Friday, November 27, 2015

4 picture books that explore what it's like to be a refugee

I'm a little late on this post as Thanksgiving Day has passed, but honestly, why should feelings of gratitude and thankfulness abruptly give way to the materialistic frenzy of Black Friday? They shouldn't. I'm still immensely thankful to have a lovely home and to have my family near me: safe, happy and healthy. And when so many in this world do not have a home and are not able to keep their families safe and happy and healthy, I hope I'll continue to be thankful regardless of the day or season. In particular, knowing that hundreds of thousands of Syrian men, women and children are terrorized and displaced by ISIS humbles me. The heated debates over this crisis in the news and on social media show that it's easy to let fear, mistrust, self-righteousness and self-love be the lens through which we see the world. But because of Jesus, I'm compelled toward compassion, and I hope to model it for my boys. So with these thoughts in mind, I bring you four moving picture books (found at my local library) that make the concept of a refugee a little more personal.

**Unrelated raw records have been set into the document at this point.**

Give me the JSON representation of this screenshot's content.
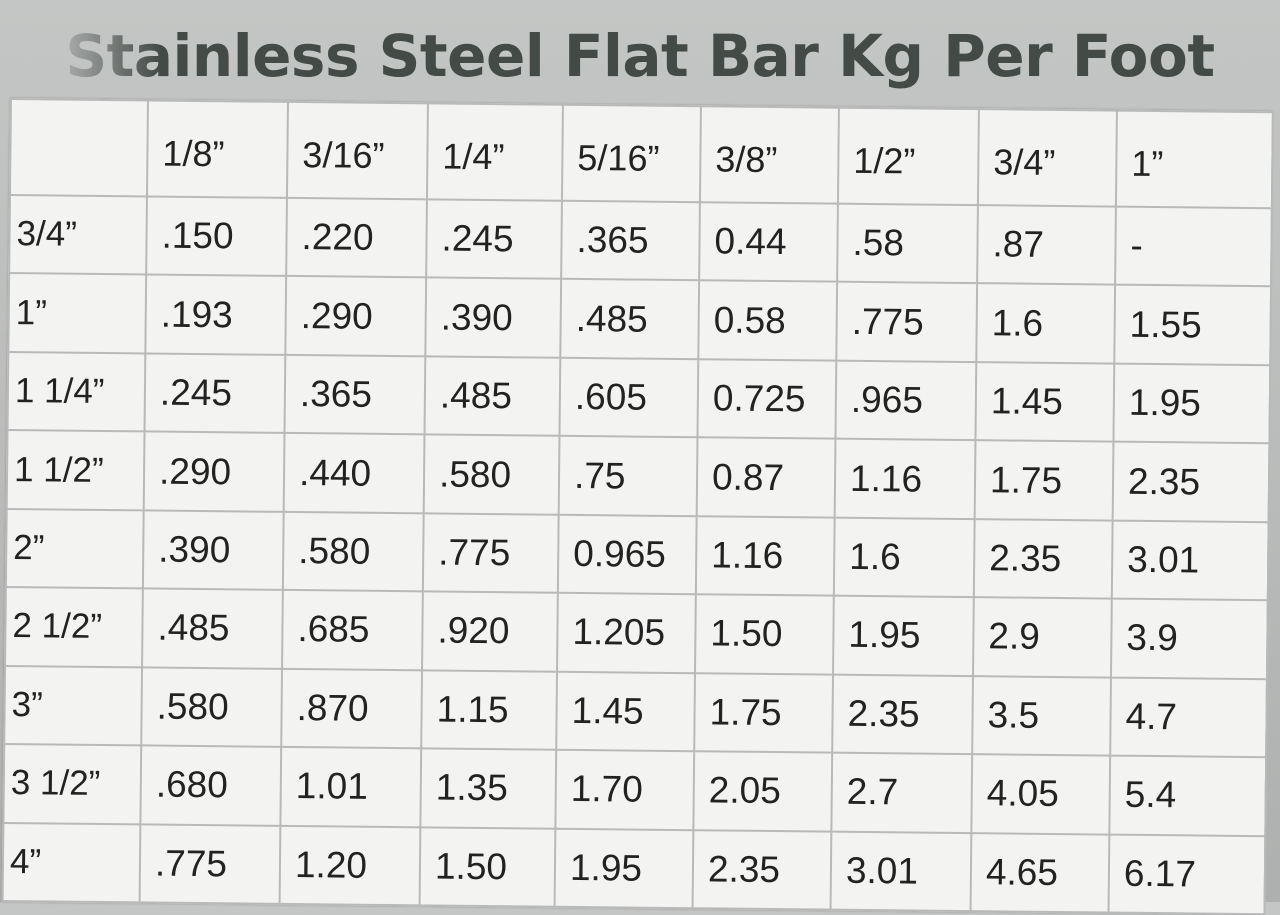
{
  "title": "Stainless Steel Flat Bar Kg Per Foot",
  "table": {
    "corner": "",
    "columns": [
      "1/8”",
      "3/16”",
      "1/4”",
      "5/16”",
      "3/8”",
      "1/2”",
      "3/4”",
      "1”"
    ],
    "rows": [
      {
        "width": "3/4”",
        "values": [
          ".150",
          ".220",
          ".245",
          ".365",
          "0.44",
          ".58",
          ".87",
          "-"
        ]
      },
      {
        "width": "1”",
        "values": [
          ".193",
          ".290",
          ".390",
          ".485",
          "0.58",
          ".775",
          "1.6",
          "1.55"
        ]
      },
      {
        "width": "1 1/4”",
        "values": [
          ".245",
          ".365",
          ".485",
          ".605",
          "0.725",
          ".965",
          "1.45",
          "1.95"
        ]
      },
      {
        "width": "1 1/2”",
        "values": [
          ".290",
          ".440",
          ".580",
          ".75",
          "0.87",
          "1.16",
          "1.75",
          "2.35"
        ]
      },
      {
        "width": "2”",
        "values": [
          ".390",
          ".580",
          ".775",
          "0.965",
          "1.16",
          "1.6",
          "2.35",
          "3.01"
        ]
      },
      {
        "width": "2 1/2”",
        "values": [
          ".485",
          ".685",
          ".920",
          "1.205",
          "1.50",
          "1.95",
          "2.9",
          "3.9"
        ]
      },
      {
        "width": "3”",
        "values": [
          ".580",
          ".870",
          "1.15",
          "1.45",
          "1.75",
          "2.35",
          "3.5",
          "4.7"
        ]
      },
      {
        "width": "3 1/2”",
        "values": [
          ".680",
          "1.01",
          "1.35",
          "1.70",
          "2.05",
          "2.7",
          "4.05",
          "5.4"
        ]
      },
      {
        "width": "4”",
        "values": [
          ".775",
          "1.20",
          "1.50",
          "1.95",
          "2.35",
          "3.01",
          "4.65",
          "6.17"
        ]
      }
    ]
  }
}
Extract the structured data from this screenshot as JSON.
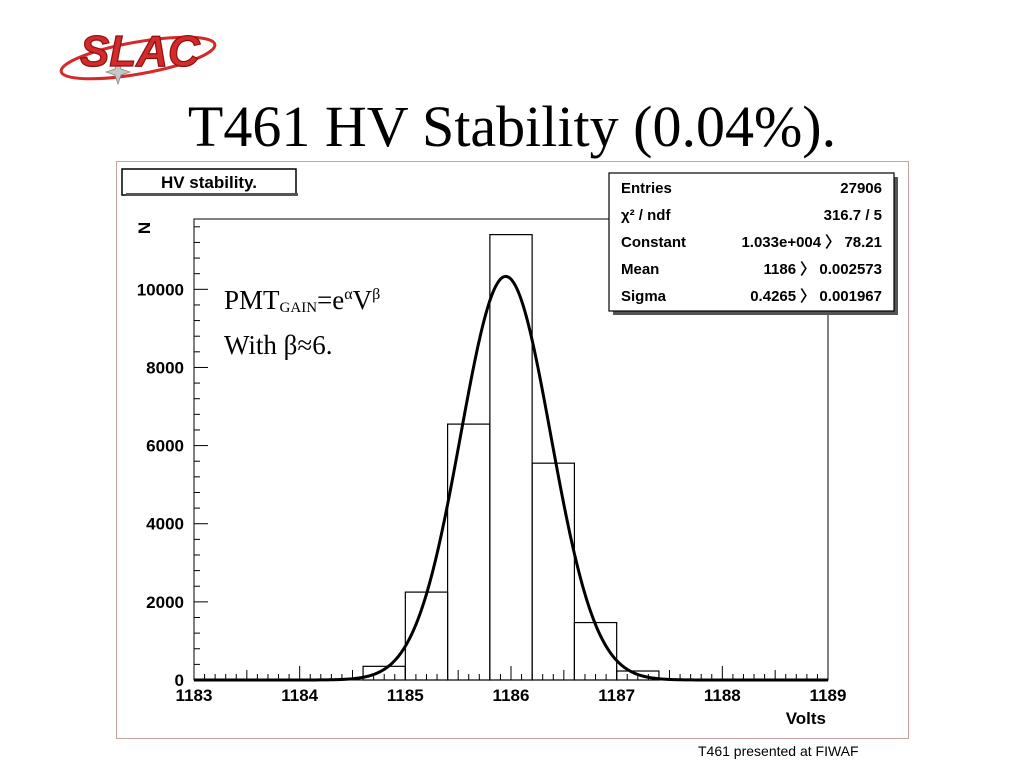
{
  "logo": {
    "text": "SLAC",
    "colors": {
      "red": "#d42a2a",
      "dark": "#8b1010",
      "star": "#c8c8c8"
    }
  },
  "slide": {
    "title": "T461 HV Stability (0.04%).",
    "footer": "T461 presented at FIWAF"
  },
  "annotation": {
    "line1": {
      "base": "PMT",
      "sub": "GAIN",
      "eq": "=e",
      "sup1": "α",
      "v": "V",
      "sup2": "β"
    },
    "line2": "With β≈6."
  },
  "stats": {
    "rows": [
      {
        "label": "Entries",
        "value": "27906"
      },
      {
        "label": "χ² / ndf",
        "value": "316.7 / 5"
      },
      {
        "label": "Constant",
        "value": "1.033e+004 〉 78.21"
      },
      {
        "label": "Mean",
        "value": "1186 〉 0.002573"
      },
      {
        "label": "Sigma",
        "value": "0.4265 〉 0.001967"
      }
    ]
  },
  "chart_data": {
    "type": "bar",
    "title": "HV stability.",
    "xlabel": "Volts",
    "ylabel": "N",
    "xlim": [
      1183,
      1189
    ],
    "ylim": [
      0,
      11800
    ],
    "xticks": [
      1183,
      1184,
      1185,
      1186,
      1187,
      1188,
      1189
    ],
    "xtick_labels": [
      "1183",
      "1184",
      "1185",
      "1186",
      "1187",
      "1188",
      "1189"
    ],
    "yticks": [
      0,
      2000,
      4000,
      6000,
      8000,
      10000
    ],
    "ytick_labels": [
      "0",
      "2000",
      "4000",
      "6000",
      "8000",
      "10000"
    ],
    "bin_edges": [
      1184.6,
      1185.0,
      1185.4,
      1185.8,
      1186.2,
      1186.6,
      1187.0,
      1187.4
    ],
    "values": [
      350,
      2250,
      6550,
      11400,
      5550,
      1470,
      230
    ],
    "fit": {
      "function": "gaus",
      "constant": 10330,
      "mean": 1185.95,
      "sigma": 0.4265
    },
    "grid": false,
    "legend": "top-right"
  }
}
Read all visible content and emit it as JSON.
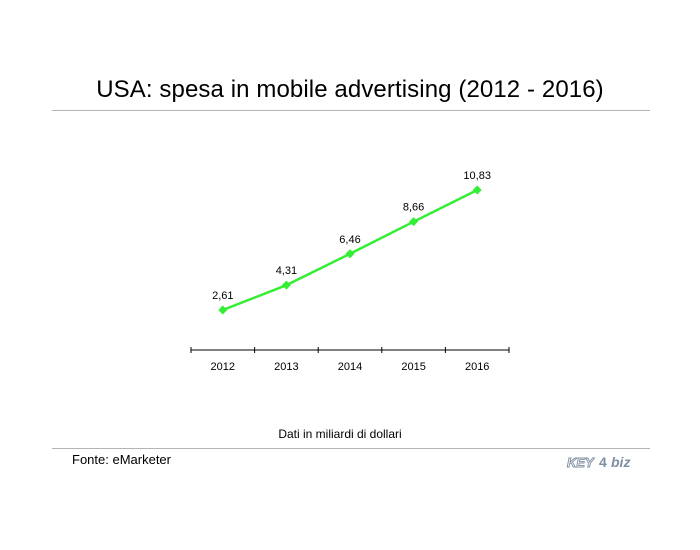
{
  "title": "USA: spesa in mobile advertising (2012 - 2016)",
  "note": "Dati in miliardi di dollari",
  "source": "Fonte: eMarketer",
  "logo": {
    "left_text": "KEY",
    "mark": "4",
    "right_text": "biz"
  },
  "colors": {
    "series": "#33ee33",
    "axis": "#000000",
    "rule": "#b4b4b4",
    "logo": "#7f8fa0"
  },
  "chart_data": {
    "type": "line",
    "title": "USA: spesa in mobile advertising (2012 - 2016)",
    "xlabel": "",
    "ylabel": "",
    "categories": [
      "2012",
      "2013",
      "2014",
      "2015",
      "2016"
    ],
    "series": [
      {
        "name": "Spesa in mobile advertising",
        "values": [
          2.61,
          4.31,
          6.46,
          8.66,
          10.83
        ],
        "labels": [
          "2,61",
          "4,31",
          "6,46",
          "8,66",
          "10,83"
        ]
      }
    ],
    "ylim": [
      0,
      14
    ],
    "grid": false,
    "legend": "none"
  }
}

For me, How Many Days To America?: A Thanksgiving Story by Eve Bunting and illustrated by Beth Peck perfectly united both a sense of gratitude for our country's freedoms and bounties as well as a sense of duty to maintain our long tradition of receiving those who are fleeing religious and political persecution. For my kids, it tells a rather gripping tale of a family who leave all their possessions behind to escape their Caribbean island home by boat. They face rough weather, food shortages, pirates and rejection from other potential destinations before finally being received in the United States on Thanksgiving day. While I found the story engrossing and my boys aged 2-7 stayed tuned in to the end, they were mostly interested in knowing whether pirates still existed today and why the pirates in the book didn't look like the Veggie Tale variety.

Gleam and Glow, also written by Eve Bunting and gorgeously illustrated by Peter Sylvada, is another picture book that tugs on heart strings as it depicts the fear and uncertainty faced by a young Eastern European family forced to leave their beloved farm and escape on foot for a refugee camp. The night before leaving, a little boy releases his younger sister Marina's beloved pet fish into their pond because, even "an extra day or two of life is as important to a fish as it is to us." Many months later, when the family returns to their country, they find a landscape charred by war. Their own farm has only small resemblances to the home they once knew. Marina rushes to the pond, hoping to find her two fish. What she finds instead shocks the entire family and serves as a fitting metaphor for the refugee experience.

How I Learned Geography by Uri Shulevitz  is a beautiful picture book that tells the author's own story of being a refugee in a strange new country. Instead of emphasizing the fears Jews faced during World War II, Shulevitz focuses on the extreme poverty, hunger and a longing for escape that accompany refugee life. He does this by telling what happens when his father returned from the bazaar not with the promised bread that would be the day's meal, but with a beautiful wall-sized map. At first bitter about having to sleep on an empty stomach, the young Uri eventually is able to escape his hunger through an imagination-fueled adventure inspired by the map.

The Journey That Saved Curious George by Louise Borden and illustrated by Allan Drummond uses a scrapbook format to chronicle the story of Margret and H.A. Rey, both Jewish and both originally from Hamburg, Germany. This book is really neat for several reasons. First, all three of my kids are or at least have been Curious George fanatics. This book is a worthwhile read just to get to know the husband and wife team that dreamed up this little monkey. (Fun Fact: They had two pet marmosets as newly weds in Brazil.) Second, the Reys were truly global citizens-- speaking many languages and living in Germany, Rio de Janeiro, London, Paris, Lisbon and eventually the U.S. My oldest son has really enjoyed learning Spanish in school. This book shows him the freedom, adventure and opportunities multilingualism can afford. Finally, and most importantly, the story gently introduces children to the drama of World War II, as the Reys narrowly escaped Paris on bicycles days before Hitler's invasion. Like my other three picks for the "Children's Refugee Picture Book" genre, it provides a hopeful, happy ending, despite some harrowing days of fleeing before dawn and depending on strangers for food and lodging.